Le commandement allié doit définir sa stratégie économique. Miser sur le blocus naval et la patience, en pariant que l'asphyxie économique finira par contraindre l'Allemagne. Frapper directement les sources d'approvisionnement (le fer suédois via Narvik, le pétrole roumain ou du Caucase), au risque d'étendre le conflit à des pays neutres. Ou combiner blocus et opérations périphériques.
Le pari du blocus repose sur la durée et sur l'idée que le temps joue pour les Alliés.
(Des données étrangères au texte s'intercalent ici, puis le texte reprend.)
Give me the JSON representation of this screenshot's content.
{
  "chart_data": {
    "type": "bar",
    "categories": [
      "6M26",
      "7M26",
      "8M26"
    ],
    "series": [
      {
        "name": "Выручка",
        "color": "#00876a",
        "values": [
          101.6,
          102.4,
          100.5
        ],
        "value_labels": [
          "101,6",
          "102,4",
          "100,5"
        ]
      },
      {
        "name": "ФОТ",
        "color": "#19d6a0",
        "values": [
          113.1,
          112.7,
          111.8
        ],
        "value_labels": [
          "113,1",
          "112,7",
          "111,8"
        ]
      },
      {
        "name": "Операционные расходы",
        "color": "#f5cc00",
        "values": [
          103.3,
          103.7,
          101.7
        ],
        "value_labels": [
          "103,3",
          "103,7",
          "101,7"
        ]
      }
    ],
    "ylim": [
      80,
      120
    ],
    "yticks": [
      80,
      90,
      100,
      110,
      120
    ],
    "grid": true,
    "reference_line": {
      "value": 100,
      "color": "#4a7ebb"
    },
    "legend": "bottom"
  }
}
Mais il néglige que l'Allemagne, liée à l'URSS par le pacte de 1939, peut s'approvisionner à l'Est, et qu'une victoire rapide à l'Ouest rendrait le blocus sans objet. La guerre économique, stratégie de patience, suppose que l'on ait le temps.
Les Alliés doivent-ils miser sur le blocus naval et la patience, frapper les sources d'approvisionnement, ou combiner les deux ?
Les Alliés misent d'abord sur A, en envisageant B (les projets sur Narvik et le fer suédois, voire le pétrole de Bakou) : un ministère de la Guerre économique organise le blocus naval de l'Allemagne. Mais la stratégie de patience est ruinée par deux réalités : l'Allemagne s'approvisionne à l'Est grâce au pacte germano-soviétique (pétrole, céréales soviétiques), et surtout la victoire-éclair de 1940 rend le blocus caduc en donnant au Reich le contrôle des ressources de toute l'Europe occidentale. Le pari allié du « temps qui joue pour nous » s'effondre avec la France. Le blocus, efficace à long terme en 1914-1918, supposait une guerre longue — exactement ce que le « Blitzkrieg » a évité.